★ Accepted to ECCV 2026

ProMSA

Progressive Multimodal Search Agents for Knowledge-Based Visual Question Answering

An MLLM agent that learns when to retrieve, which modality to use, and when to stop — trained end-to-end with TN-GSPO, a tool-horizon-normalized sequence-level RL objective.

Overview of ProMSA: input and goal, progressive search loop, and TN-GSPO training.
Overview of ProMSA. (1) Image–question input and goal. (2) The progressive search loop — at each round the policy thinks, then chooses image search, text search, or stop, retrieving over Wikipedia with de-duplication. (3) Training with the tool-horizon-normalized sequence-level objective, TN-GSPO.

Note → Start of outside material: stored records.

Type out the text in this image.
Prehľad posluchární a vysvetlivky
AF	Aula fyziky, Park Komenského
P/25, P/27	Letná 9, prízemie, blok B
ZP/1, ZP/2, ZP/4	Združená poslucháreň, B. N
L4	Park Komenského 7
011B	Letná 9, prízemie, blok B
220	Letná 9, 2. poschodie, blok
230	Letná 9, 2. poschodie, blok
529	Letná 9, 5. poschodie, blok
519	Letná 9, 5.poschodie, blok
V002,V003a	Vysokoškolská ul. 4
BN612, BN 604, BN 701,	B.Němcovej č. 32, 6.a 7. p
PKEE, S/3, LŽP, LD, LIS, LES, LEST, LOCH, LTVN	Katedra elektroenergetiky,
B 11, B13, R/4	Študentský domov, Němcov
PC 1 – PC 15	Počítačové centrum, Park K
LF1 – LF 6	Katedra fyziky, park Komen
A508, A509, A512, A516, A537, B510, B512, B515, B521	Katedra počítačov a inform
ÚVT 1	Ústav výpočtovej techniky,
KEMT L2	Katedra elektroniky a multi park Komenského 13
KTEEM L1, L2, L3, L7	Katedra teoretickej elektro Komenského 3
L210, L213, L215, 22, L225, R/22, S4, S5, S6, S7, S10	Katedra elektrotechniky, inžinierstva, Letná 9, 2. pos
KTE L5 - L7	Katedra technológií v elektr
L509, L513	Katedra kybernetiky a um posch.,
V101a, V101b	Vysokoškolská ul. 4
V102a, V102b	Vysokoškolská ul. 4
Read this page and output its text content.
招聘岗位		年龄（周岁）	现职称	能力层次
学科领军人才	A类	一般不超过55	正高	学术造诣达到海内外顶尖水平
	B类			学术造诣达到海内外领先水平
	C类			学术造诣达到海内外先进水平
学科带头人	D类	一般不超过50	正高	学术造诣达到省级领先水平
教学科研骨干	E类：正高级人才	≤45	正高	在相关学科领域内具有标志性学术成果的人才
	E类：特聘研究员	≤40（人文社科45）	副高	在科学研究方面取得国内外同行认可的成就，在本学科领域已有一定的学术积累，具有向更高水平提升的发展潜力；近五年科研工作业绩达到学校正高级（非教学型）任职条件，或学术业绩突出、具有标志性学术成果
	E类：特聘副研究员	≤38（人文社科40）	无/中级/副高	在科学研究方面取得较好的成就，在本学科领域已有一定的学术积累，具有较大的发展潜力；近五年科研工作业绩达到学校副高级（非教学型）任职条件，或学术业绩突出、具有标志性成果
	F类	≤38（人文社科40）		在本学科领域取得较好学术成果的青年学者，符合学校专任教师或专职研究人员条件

Search like a budget-aware researcher

Knowledge-based Visual Question Answering (KB-VQA) requires models to combine image understanding with external knowledge. Most prior methods use a fixed retrieve-then-generate pipeline with a pre-selected retriever and a static top-k setting, which is not adaptive during reasoning. We propose ProMSA, a progressive multimodal search agent for KB-VQA. Given an image–question pair, the agent iteratively chooses image search, text search, or stop, under explicit tool-call budgets and with deduplication to avoid redundant retrieval. For training, we first use rejection-sampling SFT to learn valid tool-use formats, then optimize the agent with TN-GSPO, a sequence-level RL objective that normalizes updates by both generation length and tool-interaction depth. Experiments on E-VQA and InfoSeek show consistent gains over strong RAG and agent baselines, and improved retrieval and end-to-end accuracy.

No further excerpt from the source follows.